The Band will soon be releasing it's first CD. My next post will be notes on the tracks, plus samples and info on buying it. It sounds really good, and isn't just another ren-faire busker's crudely made recording. It ended up sounding much better than we anticipated. Oddly, I appear singing on more tracks than I do playing the bagpipes! Don't worry -- my voice is excellent, from what I've been told.

Be patient, and I'll reward you!


Gaston de Clermont said...

Looking forward to your CD. What did you use to record your band?

Matt Fedak said...

What equipment do you use i am currently using a uni directional rhode nt3 condenser about half a foot away from my my andys pipes. Hoping to put my results on mine and also his homepage here soon bagpipes4alloccasions

Gaston de Clermont said...

You went quiet again :(

David W. Irish said...

For the big pipes and rauschpfeifes, we use a Sure SM-57 Mic. Drums and strings use a Sure Condensor mic (I forget the model number, cause it's not mine). We had a Sure SM-58, as well, which we used for vocals and other instruments. I heard that condensor mics are not good for loud pipes, but they're certainly good for smallpipes and buzzy-sounding pipes.

The device we recorded on was a Korg 7000 series multitrac. I hate the thing, personally, because it started malfunctioning, and needed to be erased and have the software re-installed. I think we'll likely record directly into a computer the next time to save time and sanity.

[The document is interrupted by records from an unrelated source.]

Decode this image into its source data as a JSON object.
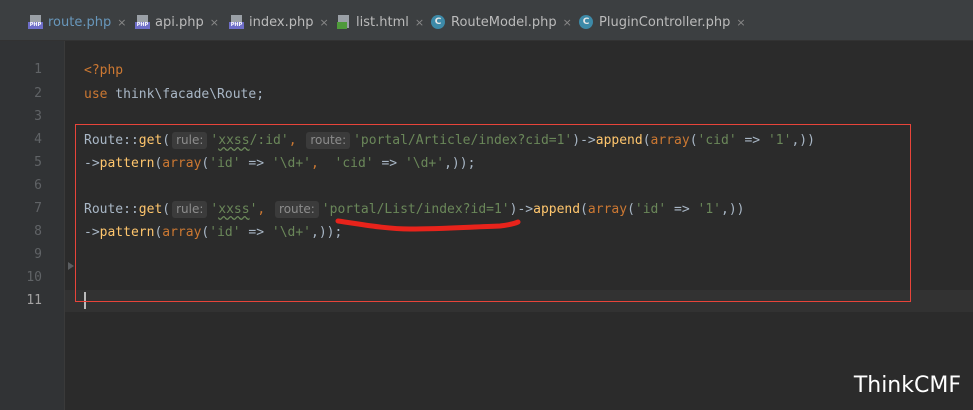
{
  "tabs": [
    {
      "label": "route.php",
      "icon": "php-file-icon",
      "active": true
    },
    {
      "label": "api.php",
      "icon": "php-file-icon",
      "active": false
    },
    {
      "label": "index.php",
      "icon": "php-file-icon",
      "active": false
    },
    {
      "label": "list.html",
      "icon": "html-file-icon",
      "active": false
    },
    {
      "label": "RouteModel.php",
      "icon": "class-file-icon",
      "active": false
    },
    {
      "label": "PluginController.php",
      "icon": "class-file-icon",
      "active": false
    }
  ],
  "icon_text": {
    "php": "PHP",
    "class": "C"
  },
  "close_glyph": "×",
  "line_numbers": [
    "1",
    "2",
    "3",
    "4",
    "5",
    "6",
    "7",
    "8",
    "9",
    "10",
    "11"
  ],
  "current_line": "11",
  "code": {
    "l1": "<?php",
    "l2": {
      "kw": "use",
      "rest": " think\\facade\\Route;"
    },
    "l4": {
      "cls": "Route",
      "op": "::",
      "fn": "get",
      "paren": "(",
      "hint_rule": "rule:",
      "rule_q1": "'",
      "rule_word": "xxss",
      "rule_rest": "/:id'",
      "comma": ",",
      "hint_route": "route:",
      "route_str": "'portal/Article/index?cid=1'",
      "close_arrow": ")->",
      "fn2": "append",
      "paren2": "(",
      "kw_array": "array",
      "args_open": "(",
      "key": "'cid'",
      "arrow": " => ",
      "val": "'1'",
      "tail": ",))"
    },
    "l5": {
      "arrow": "->",
      "fn": "pattern",
      "paren": "(",
      "kw_array": "array",
      "args_open": "(",
      "k1": "'id'",
      "a1": " => ",
      "v1": "'\\d+'",
      "sep": ",  ",
      "k2": "'cid'",
      "a2": " => ",
      "v2": "'\\d+'",
      "tail": ",));"
    },
    "l7": {
      "cls": "Route",
      "op": "::",
      "fn": "get",
      "paren": "(",
      "hint_rule": "rule:",
      "rule_q1": "'",
      "rule_word": "xxss",
      "rule_q2": "'",
      "comma": ",",
      "hint_route": "route:",
      "route_str": "'portal/List/index?id=1'",
      "close_arrow": ")->",
      "fn2": "append",
      "paren2": "(",
      "kw_array": "array",
      "args_open": "(",
      "key": "'id'",
      "arrow": " => ",
      "val": "'1'",
      "tail": ",))"
    },
    "l8": {
      "arrow": "->",
      "fn": "pattern",
      "paren": "(",
      "kw_array": "array",
      "args_open": "(",
      "k1": "'id'",
      "a1": " => ",
      "v1": "'\\d+'",
      "tail": ",));"
    }
  },
  "colors": {
    "keyword": "#cc7832",
    "function": "#ffc66d",
    "string": "#6a8759",
    "annotation": "#e8443a"
  },
  "watermark": "ThinkCMF"
}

Drums are the hardest thing to record, believe it or not. The drummer has to hit with the same exact velocity for each beat, or the drumming doesn't sound consistant. This isn't easy when you consider that normally, he hits the drums hard, outdoors, and the velocity never needs to be precise, since there's so much noise.

Also -- the drums that you THINK would sound big and deep actually didn't. We used small frame drums for the deep drum sounds. The drummer had a difficult time trying to get the right sound to get recorded. He'd be there taping a drum, putting a towel over one side, and other tricks of the trade, but in the end, it was small drums that mimmics the big ones. Weird but true.

When recording, we start out with a everyone playing at once to one mic, as a reference. Then we record each part separately, using the reference recording for cues and timing. Then we eliminate the reference track by the end of the recording.